The first source is the output BUFFER:

UOp(Ops.BUFFER, dtypes.int, arg=1, src=(
  UOp(Ops.DEVICE, dtypes.void, arg='METAL', src=()),
  UOp(Ops.UNIQUE, dtypes.void, arg=6, src=()),))

And the second source is the KERNEL and its 4 buffer edges (output_buffer, a, b, c):

UOp(Ops.KERNEL, dtypes.void, arg=<Kernel 12 SINK(<Ops.STORE: 45>,) (__add__, __mul__)>, src=(
  UOp(Ops.BUFFER, dtypes.int, arg=1, src=(
    x1:=UOp(Ops.DEVICE, dtypes.void, arg='METAL', src=()),
    UOp(Ops.UNIQUE, dtypes.void, arg=6, src=()),)),
  UOp(Ops.BUFFER, dtypes.int, arg=1, src=(
     x1,
    UOp(Ops.UNIQUE, dtypes.void, arg=1, src=()),)),
  UOp(Ops.BUFFER, dtypes.int, arg=1, src=(
     x1,
    UOp(Ops.UNIQUE, dtypes.void, arg=3, src=()),)),
  UOp(Ops.BUFFER, dtypes.int, arg=1, src=(
     x1,
    UOp(Ops.UNIQUE, dtypes.void, arg=5, src=()),)),))

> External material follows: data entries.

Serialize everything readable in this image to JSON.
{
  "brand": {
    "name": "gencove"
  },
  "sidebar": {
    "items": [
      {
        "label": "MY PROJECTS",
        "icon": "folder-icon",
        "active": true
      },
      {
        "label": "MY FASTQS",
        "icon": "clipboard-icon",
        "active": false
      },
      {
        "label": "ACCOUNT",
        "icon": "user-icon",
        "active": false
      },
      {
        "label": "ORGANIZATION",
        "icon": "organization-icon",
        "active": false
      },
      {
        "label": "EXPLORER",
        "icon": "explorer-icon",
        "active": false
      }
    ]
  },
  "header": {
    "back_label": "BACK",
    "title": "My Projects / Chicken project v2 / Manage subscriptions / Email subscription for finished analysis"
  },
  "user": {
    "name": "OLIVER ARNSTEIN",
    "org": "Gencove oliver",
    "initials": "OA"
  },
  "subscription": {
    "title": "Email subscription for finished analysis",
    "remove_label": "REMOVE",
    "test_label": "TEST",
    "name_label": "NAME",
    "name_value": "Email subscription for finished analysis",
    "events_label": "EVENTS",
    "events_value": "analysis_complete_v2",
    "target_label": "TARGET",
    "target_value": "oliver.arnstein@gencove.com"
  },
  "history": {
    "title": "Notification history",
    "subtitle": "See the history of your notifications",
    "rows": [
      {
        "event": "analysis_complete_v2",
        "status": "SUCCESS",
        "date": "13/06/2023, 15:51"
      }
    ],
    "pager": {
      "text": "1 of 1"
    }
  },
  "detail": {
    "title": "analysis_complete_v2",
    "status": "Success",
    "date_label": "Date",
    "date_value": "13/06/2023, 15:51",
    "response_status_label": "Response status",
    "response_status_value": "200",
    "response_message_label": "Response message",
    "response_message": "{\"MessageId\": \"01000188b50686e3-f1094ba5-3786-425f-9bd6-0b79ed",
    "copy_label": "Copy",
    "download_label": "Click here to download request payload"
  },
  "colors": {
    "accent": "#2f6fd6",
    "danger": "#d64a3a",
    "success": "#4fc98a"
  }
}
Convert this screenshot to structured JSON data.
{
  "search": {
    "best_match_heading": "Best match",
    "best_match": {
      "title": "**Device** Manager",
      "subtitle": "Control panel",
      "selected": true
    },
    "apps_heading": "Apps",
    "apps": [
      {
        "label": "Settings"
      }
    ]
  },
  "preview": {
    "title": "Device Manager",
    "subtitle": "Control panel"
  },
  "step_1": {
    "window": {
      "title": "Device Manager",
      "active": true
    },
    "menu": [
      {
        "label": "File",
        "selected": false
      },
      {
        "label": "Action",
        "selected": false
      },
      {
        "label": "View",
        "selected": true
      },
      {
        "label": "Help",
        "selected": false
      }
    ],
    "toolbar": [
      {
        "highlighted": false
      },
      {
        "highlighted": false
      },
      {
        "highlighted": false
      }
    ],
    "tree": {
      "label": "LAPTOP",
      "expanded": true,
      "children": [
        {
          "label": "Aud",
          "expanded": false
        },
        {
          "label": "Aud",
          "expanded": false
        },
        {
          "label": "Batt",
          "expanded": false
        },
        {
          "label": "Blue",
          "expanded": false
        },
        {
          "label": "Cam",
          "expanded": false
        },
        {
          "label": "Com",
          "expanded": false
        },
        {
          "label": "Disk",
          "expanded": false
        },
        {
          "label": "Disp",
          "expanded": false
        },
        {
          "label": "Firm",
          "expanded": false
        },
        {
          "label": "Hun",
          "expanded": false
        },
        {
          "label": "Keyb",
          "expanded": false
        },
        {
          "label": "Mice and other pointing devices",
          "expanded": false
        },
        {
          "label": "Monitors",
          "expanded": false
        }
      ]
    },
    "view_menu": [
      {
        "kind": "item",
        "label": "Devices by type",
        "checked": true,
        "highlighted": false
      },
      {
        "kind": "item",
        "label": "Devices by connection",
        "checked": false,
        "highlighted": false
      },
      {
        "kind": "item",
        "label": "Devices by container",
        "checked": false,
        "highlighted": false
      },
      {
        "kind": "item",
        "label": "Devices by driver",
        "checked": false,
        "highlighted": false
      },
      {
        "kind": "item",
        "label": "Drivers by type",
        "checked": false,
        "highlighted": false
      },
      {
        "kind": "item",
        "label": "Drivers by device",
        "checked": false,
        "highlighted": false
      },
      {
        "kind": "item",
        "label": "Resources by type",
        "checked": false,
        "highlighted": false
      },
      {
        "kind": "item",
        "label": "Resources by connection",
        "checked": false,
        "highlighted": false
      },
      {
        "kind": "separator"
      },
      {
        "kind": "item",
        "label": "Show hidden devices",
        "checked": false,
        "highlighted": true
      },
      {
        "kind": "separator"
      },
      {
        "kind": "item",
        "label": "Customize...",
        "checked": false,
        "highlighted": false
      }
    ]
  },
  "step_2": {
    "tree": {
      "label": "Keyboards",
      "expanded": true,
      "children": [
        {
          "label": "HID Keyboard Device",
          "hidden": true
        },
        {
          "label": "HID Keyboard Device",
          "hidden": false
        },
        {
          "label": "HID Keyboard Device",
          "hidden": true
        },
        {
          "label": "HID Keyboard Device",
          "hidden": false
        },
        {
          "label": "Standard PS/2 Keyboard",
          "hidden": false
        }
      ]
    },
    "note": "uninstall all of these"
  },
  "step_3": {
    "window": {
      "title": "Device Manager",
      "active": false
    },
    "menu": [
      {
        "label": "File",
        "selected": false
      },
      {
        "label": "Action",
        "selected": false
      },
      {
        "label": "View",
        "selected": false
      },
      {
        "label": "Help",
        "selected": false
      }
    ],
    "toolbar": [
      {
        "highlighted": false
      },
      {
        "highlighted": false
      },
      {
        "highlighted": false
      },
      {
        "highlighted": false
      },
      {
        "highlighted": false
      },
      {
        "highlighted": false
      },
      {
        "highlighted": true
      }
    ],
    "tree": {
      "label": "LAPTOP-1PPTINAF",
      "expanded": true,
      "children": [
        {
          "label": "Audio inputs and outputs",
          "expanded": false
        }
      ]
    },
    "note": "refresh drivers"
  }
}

KERNEL describes the compute AST, metadata and memory dependencies.

BUFFER holds a reference to the device memory where the output will be stored.

Once a Tensor is kernelized, all children will LOAD its BUFFER, instead of fusing it:

child = out+2
child.kernelize()
print(child.lazydata.src[1].arg.ast)
UOp(Ops.SINK, dtypes.void, arg=None, src=(
  UOp(Ops.STORE, dtypes.void, arg=None, src=(
    UOp(Ops.DEFINE_GLOBAL, dtypes.int.ptr(1), arg=0, src=()),
    x2:=UOp(Ops.VIEW, dtypes.void, arg=ShapeTracker(views=(View(shape=(1,), strides=(0,), offset=0, mask=None, contiguous=True),)), src=()),
    UOp(Ops.ADD, dtypes.int, arg=None, src=(
      UOp(Ops.LOAD, dtypes.int, arg=None, src=(
        UOp(Ops.DEFINE_GLOBAL, dtypes.int.ptr(1), arg=1, src=()),
         x2,)),
      UOp(Ops.CONST, dtypes.int, arg=2, src=(
         x2,)),)),)),))

Tensor.realize will execute the kernels and write outputs to memory:

Tensor.realize(out)
print(out)        # <Tensor <UOp METAL (1,) int (<Ops.BUFFER: 23>, <buf real:True device:METAL size:1 dtype:dtypes.int offset:0>)> on METAL with grad None>
print(out.item()) # 5

Summary

  • The large Tensor graph is built from a mix of data, compute and movement Ops.

  • Tensor.kernelize splits the Tensor graph into data (BUFFER), compute (KERNEL) and links dependencies with ASSIGN.

  • Tensor.realize executes KERNELs on device and replaces the Tensor graph with just a BUFFER.

  • Kernelize can be called multiple times on a Tensor. This allows for incrementally building the kernel fusion layout of a large Tensor graph, without having to call realize or schedule.